La Lorraine, de bakkerijgroep van de familie Vanherpe, wil met een obligatieuitgifte minstens 40 miljoen euro ophalen. Het geld gaat naar een mix van schuldfinanciering en investeringen in zowel organische groei als overnames.
CEO Guido Vanherpe noemt zijn bakkerijgroep graag een ‘grote warme bakker’.
Met de obligatie, die wordt uitgegeven op 23 december en loopt tot eind 2020, wil La Lorraine tussen 40 miljoen en 75 miljoen euro ophalen. De belegger kan rekenen op een vaste brutorente van 4 procent per jaar. De intekenperiode start op 6 december en eindigt op 13 december. De begeleidende banken zijn BNP Paribas Fortis, ING en KBC Bank.
Behalve voor de afbouw en de herfinanciering van een lopend krediet moet het geld dienen voor verdere groei. Vooral de vestigingen in Centraal-Europa, de tweede thuismarkt waar de Oost-Vlaamse familiale bakkerijgroep elk jaar nog met meer dan 10 procent groeit, snakt naar extra investeringen. Vandaag heeft het bedrijf daar drie fabrieken – in Tsjechië, Polen en Roemenië. Er worden vooral diepvriesproducten gemaakt, met een leveringsradius van 1.000 kilometer. Ook met de broodjesketen Panos heeft de groep een 25-tal vestigingen in Polen, Tsjechië, Slovakije en Hongarije. Daar moeten er volgend jaar nog eens tien bijkomen. De Centraal-Europese markt is goed voor een derde van de 513 miljoen euro omzet.
La Lorraine heeft de sterke groei in Oost-Europa altijd verklaard vanuit de groeiende middenklasse, die is opgegroeid met het standaardbrood uit het Sovjet-tijdperk en de voorbije tien jaar de Belgische broodvariaties met open armen onthaalt.

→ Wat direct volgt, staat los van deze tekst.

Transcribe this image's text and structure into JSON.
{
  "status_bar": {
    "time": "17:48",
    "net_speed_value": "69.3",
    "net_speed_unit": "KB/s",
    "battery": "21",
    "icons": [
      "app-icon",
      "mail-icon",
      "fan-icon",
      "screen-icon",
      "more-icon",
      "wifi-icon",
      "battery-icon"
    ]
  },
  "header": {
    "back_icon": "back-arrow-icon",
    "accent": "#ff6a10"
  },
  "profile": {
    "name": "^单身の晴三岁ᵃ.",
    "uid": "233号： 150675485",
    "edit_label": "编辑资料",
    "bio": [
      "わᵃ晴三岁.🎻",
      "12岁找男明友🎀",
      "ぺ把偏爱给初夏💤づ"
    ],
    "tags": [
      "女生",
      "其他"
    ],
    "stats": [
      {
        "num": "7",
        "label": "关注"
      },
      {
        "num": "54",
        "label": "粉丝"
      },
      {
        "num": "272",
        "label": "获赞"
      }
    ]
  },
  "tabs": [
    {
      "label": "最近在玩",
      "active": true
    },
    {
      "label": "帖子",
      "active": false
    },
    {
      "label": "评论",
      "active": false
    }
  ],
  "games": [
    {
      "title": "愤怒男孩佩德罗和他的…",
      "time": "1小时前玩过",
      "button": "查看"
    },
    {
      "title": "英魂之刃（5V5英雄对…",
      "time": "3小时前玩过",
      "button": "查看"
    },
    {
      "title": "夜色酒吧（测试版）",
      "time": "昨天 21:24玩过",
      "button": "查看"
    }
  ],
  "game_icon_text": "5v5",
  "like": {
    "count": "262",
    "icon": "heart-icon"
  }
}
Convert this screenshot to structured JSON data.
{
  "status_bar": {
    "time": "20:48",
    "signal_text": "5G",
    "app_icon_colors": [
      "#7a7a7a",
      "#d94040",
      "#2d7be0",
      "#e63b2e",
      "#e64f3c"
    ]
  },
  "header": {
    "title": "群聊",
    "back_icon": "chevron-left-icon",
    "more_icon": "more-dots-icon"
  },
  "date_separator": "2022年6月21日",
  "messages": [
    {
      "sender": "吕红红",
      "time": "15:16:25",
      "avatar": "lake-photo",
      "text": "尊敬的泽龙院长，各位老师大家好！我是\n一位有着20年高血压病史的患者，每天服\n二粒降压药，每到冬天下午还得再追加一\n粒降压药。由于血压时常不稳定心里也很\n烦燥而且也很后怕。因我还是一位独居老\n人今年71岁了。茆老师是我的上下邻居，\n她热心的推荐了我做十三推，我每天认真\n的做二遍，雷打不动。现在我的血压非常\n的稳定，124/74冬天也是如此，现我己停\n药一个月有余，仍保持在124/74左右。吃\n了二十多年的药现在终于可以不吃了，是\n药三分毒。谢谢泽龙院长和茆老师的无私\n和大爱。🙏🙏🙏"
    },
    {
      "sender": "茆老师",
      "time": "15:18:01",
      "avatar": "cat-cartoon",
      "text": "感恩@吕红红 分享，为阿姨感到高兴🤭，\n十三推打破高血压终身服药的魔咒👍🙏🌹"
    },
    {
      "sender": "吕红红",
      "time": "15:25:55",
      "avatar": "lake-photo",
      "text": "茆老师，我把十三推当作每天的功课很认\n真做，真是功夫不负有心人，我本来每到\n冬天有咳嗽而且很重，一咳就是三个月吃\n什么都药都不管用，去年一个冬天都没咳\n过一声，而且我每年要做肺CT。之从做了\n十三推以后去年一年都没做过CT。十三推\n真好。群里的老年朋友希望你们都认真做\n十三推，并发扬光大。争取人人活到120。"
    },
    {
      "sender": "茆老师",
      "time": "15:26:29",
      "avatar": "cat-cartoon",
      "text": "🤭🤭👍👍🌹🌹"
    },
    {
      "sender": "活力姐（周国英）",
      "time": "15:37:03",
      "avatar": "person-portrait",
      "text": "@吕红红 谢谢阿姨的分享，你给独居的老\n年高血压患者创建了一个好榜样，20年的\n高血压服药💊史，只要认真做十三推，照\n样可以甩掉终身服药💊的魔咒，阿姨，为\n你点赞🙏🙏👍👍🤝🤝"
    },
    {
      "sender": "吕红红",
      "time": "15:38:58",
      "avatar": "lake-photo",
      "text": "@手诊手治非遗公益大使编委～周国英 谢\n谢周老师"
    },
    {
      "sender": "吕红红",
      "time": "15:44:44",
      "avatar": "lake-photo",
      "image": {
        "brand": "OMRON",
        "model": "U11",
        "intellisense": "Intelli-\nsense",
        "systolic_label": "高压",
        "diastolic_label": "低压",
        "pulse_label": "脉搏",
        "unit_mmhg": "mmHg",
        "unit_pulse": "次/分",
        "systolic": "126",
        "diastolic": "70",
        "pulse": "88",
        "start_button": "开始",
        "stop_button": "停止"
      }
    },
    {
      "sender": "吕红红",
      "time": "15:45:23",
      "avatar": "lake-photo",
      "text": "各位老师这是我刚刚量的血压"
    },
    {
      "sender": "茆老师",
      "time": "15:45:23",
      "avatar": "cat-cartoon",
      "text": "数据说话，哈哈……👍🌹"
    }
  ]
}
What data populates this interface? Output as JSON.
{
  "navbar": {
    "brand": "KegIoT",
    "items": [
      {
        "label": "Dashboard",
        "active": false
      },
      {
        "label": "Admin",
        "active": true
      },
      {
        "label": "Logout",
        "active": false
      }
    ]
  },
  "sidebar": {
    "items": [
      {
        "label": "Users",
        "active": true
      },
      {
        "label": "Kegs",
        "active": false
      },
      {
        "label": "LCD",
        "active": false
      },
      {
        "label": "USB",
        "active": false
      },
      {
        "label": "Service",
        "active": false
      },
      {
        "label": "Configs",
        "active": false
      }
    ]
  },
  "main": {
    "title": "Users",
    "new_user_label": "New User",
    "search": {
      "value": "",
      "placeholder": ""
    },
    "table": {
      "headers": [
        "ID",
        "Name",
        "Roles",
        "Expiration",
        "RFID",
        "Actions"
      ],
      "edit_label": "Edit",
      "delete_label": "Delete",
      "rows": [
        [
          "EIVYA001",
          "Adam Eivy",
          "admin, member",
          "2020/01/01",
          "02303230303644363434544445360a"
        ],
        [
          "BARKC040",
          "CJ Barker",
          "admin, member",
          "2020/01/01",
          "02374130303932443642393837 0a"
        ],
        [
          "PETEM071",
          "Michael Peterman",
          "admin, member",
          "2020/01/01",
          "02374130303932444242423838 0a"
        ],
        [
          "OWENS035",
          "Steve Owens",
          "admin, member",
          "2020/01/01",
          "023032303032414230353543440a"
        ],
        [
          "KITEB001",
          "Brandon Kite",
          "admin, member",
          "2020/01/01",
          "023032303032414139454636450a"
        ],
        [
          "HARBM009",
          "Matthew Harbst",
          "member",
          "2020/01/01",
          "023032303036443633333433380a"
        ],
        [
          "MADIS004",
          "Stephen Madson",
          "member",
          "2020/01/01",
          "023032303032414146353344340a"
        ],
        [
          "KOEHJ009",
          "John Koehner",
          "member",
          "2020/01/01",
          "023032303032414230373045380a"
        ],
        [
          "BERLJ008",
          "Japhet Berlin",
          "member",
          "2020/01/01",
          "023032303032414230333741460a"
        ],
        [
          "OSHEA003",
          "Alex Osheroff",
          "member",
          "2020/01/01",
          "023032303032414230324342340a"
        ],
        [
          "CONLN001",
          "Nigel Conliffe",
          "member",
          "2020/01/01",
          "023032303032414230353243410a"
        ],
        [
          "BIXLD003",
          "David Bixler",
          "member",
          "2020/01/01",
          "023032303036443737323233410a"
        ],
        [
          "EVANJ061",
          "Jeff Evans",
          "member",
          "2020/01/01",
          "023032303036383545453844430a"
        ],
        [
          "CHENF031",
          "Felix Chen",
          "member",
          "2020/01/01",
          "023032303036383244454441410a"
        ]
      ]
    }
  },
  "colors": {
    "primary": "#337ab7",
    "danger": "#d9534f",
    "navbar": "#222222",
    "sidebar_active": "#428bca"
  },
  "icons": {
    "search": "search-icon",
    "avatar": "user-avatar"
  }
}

In België is de ‘grote warme bakker’ zoals de familiale CEO Guido Vanherpe het bedrijf graag noemt, marktleider in dagvers brood. Elke dag voorzien de vijf regionale bakkerijen 1.500 supermarkten van dagvers brood en patisserie. Vorig jaar werd La Lorraine ‘Onderneming van het Jaar’.